Libyan output remains just a fraction of the 1.6 million barrels a day pumped before the toppling of Moammar Qaddafi in 2011. The nation pumped 270,000 barrels a day in May, a decrease of 80,000 from the previous month as a dispute between rival governments in the west and east halted tanker loading at the port of Hariga for several weeks. Many of the country’s oil fields and export terminals are in the hands of armed groups with competing interests.
State of Crisis
In Venezuela, a severe economic crisis brought about by the slump in oil prices is making it difficult for the state oil company to pay its contractors for work necessary to sustain output, the IEA said. Output last month was 2.29 million barrels a day, the lowest since 2009, and the Latin American nation is on track for a drop of 100,000 barrels a day this year, it said.

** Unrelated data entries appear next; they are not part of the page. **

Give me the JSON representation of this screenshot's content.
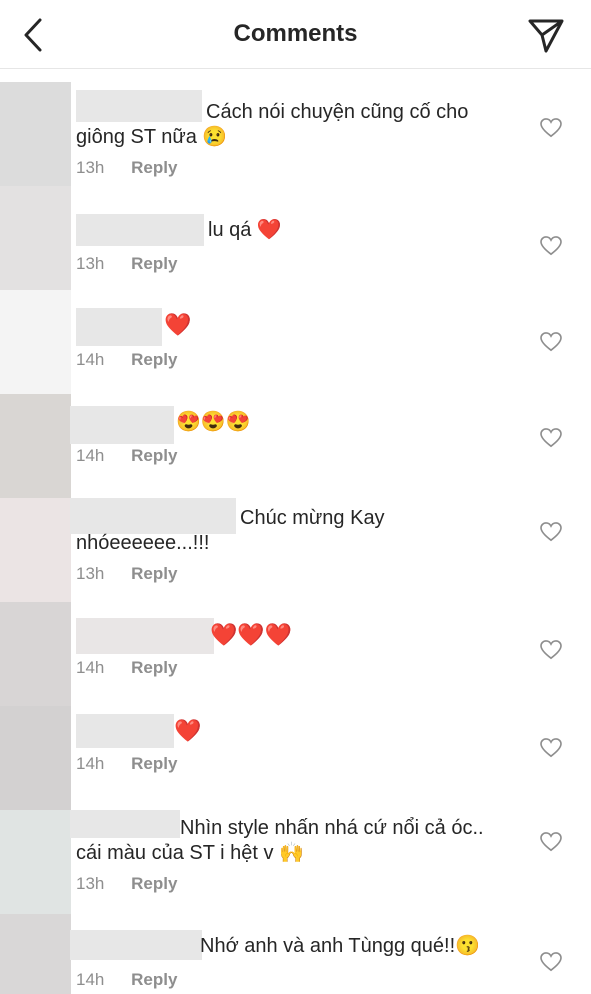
{
  "header": {
    "title": "Comments",
    "back_icon": "chevron-left-icon",
    "send_icon": "paper-plane-icon"
  },
  "comments": [
    {
      "text": "Cách nói chuyện cũng cố cho giông ST nữa 😢",
      "time": "13h",
      "reply": "Reply"
    },
    {
      "text": "lu qá ❤️",
      "time": "13h",
      "reply": "Reply"
    },
    {
      "text": "❤️",
      "time": "14h",
      "reply": "Reply"
    },
    {
      "text": "😍😍😍",
      "time": "14h",
      "reply": "Reply"
    },
    {
      "text": "Chúc mừng Kay nhóeeeeee...!!!",
      "time": "13h",
      "reply": "Reply"
    },
    {
      "text": "❤️❤️❤️",
      "time": "14h",
      "reply": "Reply"
    },
    {
      "text": "❤️",
      "time": "14h",
      "reply": "Reply"
    },
    {
      "text": "Nhìn style nhấn nhá cứ nổi cả óc.. cái màu của ST i hệt v 🙌",
      "time": "13h",
      "reply": "Reply"
    },
    {
      "text": "Nhớ anh và anh Tùngg qué!!😗",
      "time": "14h",
      "reply": "Reply"
    }
  ],
  "colors": {
    "text": "#262626",
    "meta": "#8e8e8e",
    "heart_red": "#e0102a",
    "divider": "#e6e6e6"
  }
}
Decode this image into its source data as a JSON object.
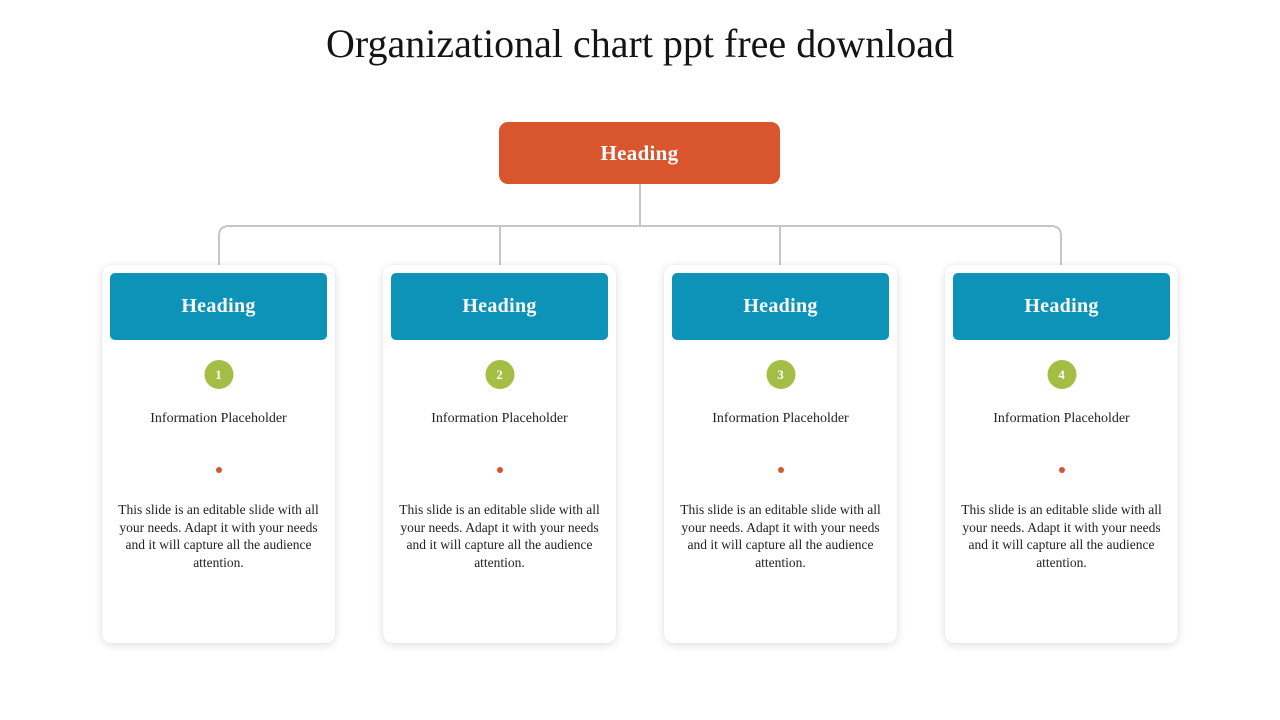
{
  "slide": {
    "title": "Organizational chart ppt free download",
    "background_color": "#ffffff"
  },
  "colors": {
    "root_node": "#d9552e",
    "card_header": "#0d93b8",
    "number_badge": "#a4bd45",
    "bullet_dot": "#d9552e",
    "connector_line": "#c4c6c8",
    "title_text": "#141414",
    "body_text": "#222222"
  },
  "root_node": {
    "label": "Heading"
  },
  "cards": [
    {
      "heading": "Heading",
      "number": "1",
      "info_label": "Information Placeholder",
      "body": "This slide is an editable slide with all your needs. Adapt it with your needs and it will capture all the audience attention."
    },
    {
      "heading": "Heading",
      "number": "2",
      "info_label": "Information Placeholder",
      "body": "This slide is an editable slide with all your needs. Adapt it with your needs and it will capture all the audience attention."
    },
    {
      "heading": "Heading",
      "number": "3",
      "info_label": "Information Placeholder",
      "body": "This slide is an editable slide with all your needs. Adapt it with your needs and it will capture all the audience attention."
    },
    {
      "heading": "Heading",
      "number": "4",
      "info_label": "Information Placeholder",
      "body": "This slide is an editable slide with all your needs. Adapt it with your needs and it will capture all the audience attention."
    }
  ]
}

Some additional output could be provided by Iran, which is restoring exports after nuclear-related sanctions were lifted in January. The Persian Gulf nation will boost output to more than 3.7 million barrels a day next year, having pumped at a five-year high of 3.6 million in May, according to the IEA. Saudi Arabia, the world’s biggest exporter, could also increase output during the summer months to cover an increase in domestic demand, it said.
After two years of oversupply, the world’s most industrialized countries have more than 3 billion barrels of oil in storage. This “enormous inventory overhang” dampens the prospects of “a significant increase in prices,” according to the IEA.
The agency estimates that inventories will decline very slightly in 2017, by an average of 100,000 barrels a day over the year. That narrow shortfall assumes OPEC will pump 33.3 million barrels of crude a day, compared with the organization’s May output of 32.6 million a day.
If OPEC output falls short of IEA estimates, those stockpiles would start shrink rapidly, according to Bloomberg calculations.
“Without the return of Libya, it will be difficult for OPEC to meet the call for 2017,” said Olivier Jakob, managing director at consultants Petromatrix GmbH in Zug, Switzerland. “That should lead to more structural stock draws in 2017.”